Mylan sees 3Q loss due to settlement for EpiPen overcharges

Drugmaker Mylan Inc. swung to a third-quarter loss, mainly due to a big settlement for overcharging the federal government for its controversial EpiPen, the emergency allergy injector whose price Mylan has repeatedly jacked up. The results missed Wall Street expectations, and Mylan reduced its 2016 profit forecast.

In early October, Mylan said it would pay $465 million to settle allegations that it overbilled Medicaid for years for its life-saving EpiPen. The settlement with the Department of Justice follows news that EpiPen has been incorrectly classified since late 1997 as a generic product under the Medicaid health program for the poor and disabled, rather than as a brand-name drug, which requires rebates to Medicaid nearly twice as high as for generic medicines.

That charge, other litigation costs and higher spending on marketing, administration and research doubled Mylan's operating expenses in the latest quarter.

On Wednesday, Mylan reported a third-quarter loss of $119.8 million, or 23 cents per share, after reporting a $428.6 million profit in the same period a year earlier. Earnings, adjusted for non-recurring costs, came to $1.38 per share, well below the $1.50 per share analysts expected.

Mylan has become the latest poster child for pharmaceutical industry price-gouging, for hiking the price of a pair of EpiPens from $94 in 2007, when it acquired the product, to $608 this year, despite making no substantive improvement to EpiPens over that stretch.
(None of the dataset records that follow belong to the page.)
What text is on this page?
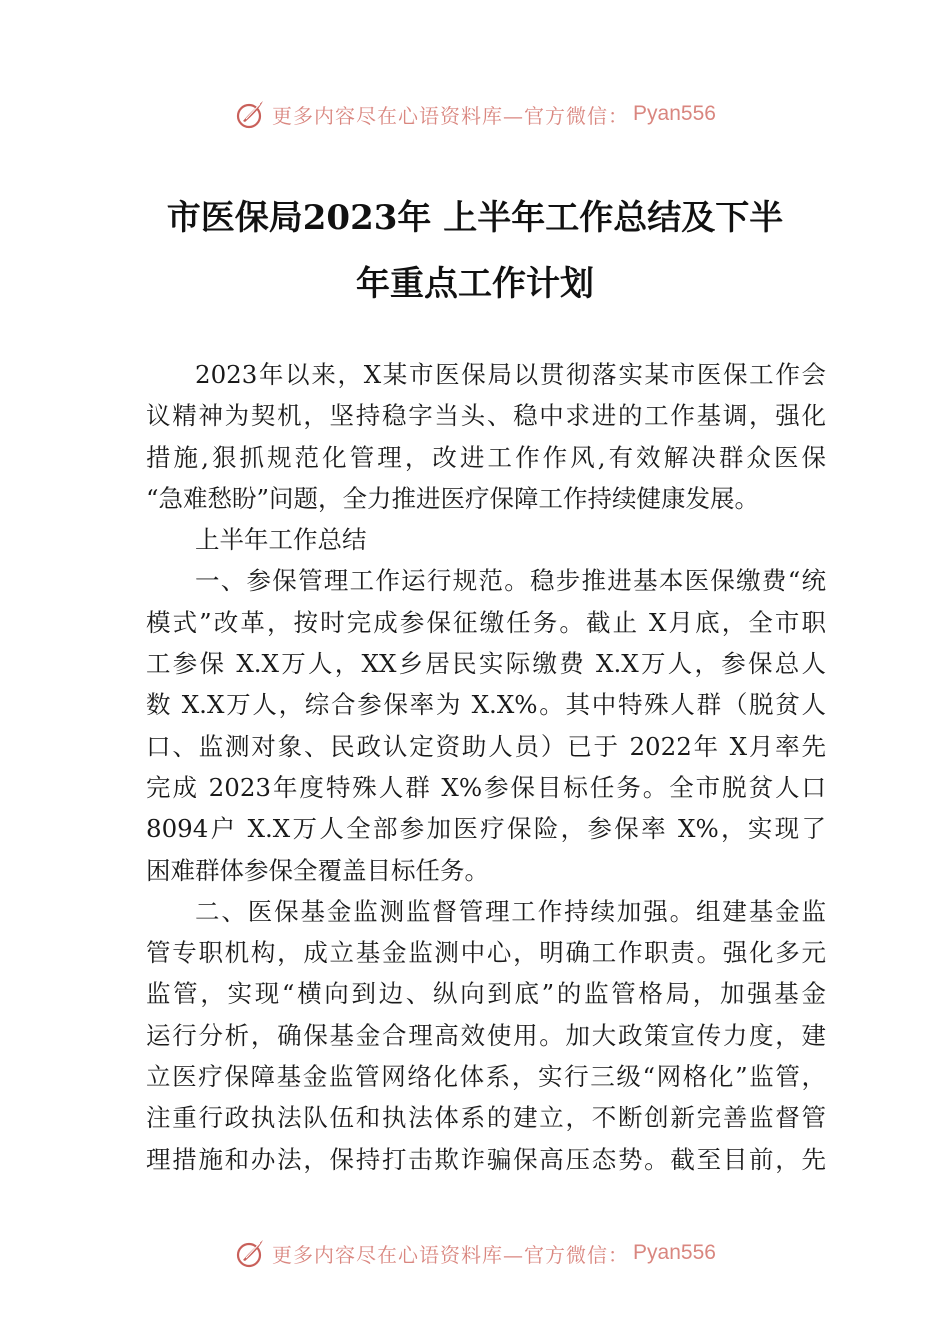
更多内容尽在心语资料库—官方微信： Pyan556
市医保局2023年 上半年工作总结及下半
年重点工作计划
2023年以来，X某市医保局以贯彻落实某市医保工作会
议精神为契机，坚持稳字当头、稳中求进的工作基调，强化
措施,狠抓规范化管理，改进工作作风,有效解决群众医保
“急难愁盼”问题，全力推进医疗保障工作持续健康发展。
上半年工作总结
一、参保管理工作运行规范。稳步推进基本医保缴费“统
模式”改革，按时完成参保征缴任务。截止 X月底，全市职
工参保 X.X万人，XX乡居民实际缴费 X.X万人，参保总人
数 X.X万人，综合参保率为 X.X%。其中特殊人群（脱贫人
口、监测对象、民政认定资助人员）已于 2022年 X月率先
完成 2023年度特殊人群 X%参保目标任务。全市脱贫人口
8094户 X.X万人全部参加医疗保险，参保率 X%，实现了
困难群体参保全覆盖目标任务。
二、医保基金监测监督管理工作持续加强。组建基金监
管专职机构，成立基金监测中心，明确工作职责。强化多元
监管，实现“横向到边、纵向到底”的监管格局，加强基金
运行分析，确保基金合理高效使用。加大政策宣传力度，建
立医疗保障基金监管网络化体系，实行三级“网格化”监管，
注重行政执法队伍和执法体系的建立，不断创新完善监督管
理措施和办法，保持打击欺诈骗保高压态势。截至目前，先
更多内容尽在心语资料库—官方微信： Pyan556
Meanwhile, analysts and others have estimated that it costs less than $10 to produce one EpiPen.

Mylan, which mostly makes generic drugs, posted revenue of $3.06 billion in the third quarter, also missing Street forecasts, which averaged $3.23 billion.

Mylan said it now expects full-year earnings in the range of $4.70 to $4.90 per share, down from its Aug. 9 forecast of $4.85 to $5.15 per share.

In after-hours trading, Mylan shares dipped 2 cents to $38.90, after rising $1.81, or 4.9 percent, to $38.92 in regular trading, when drugmakers and much of the broader markets were up.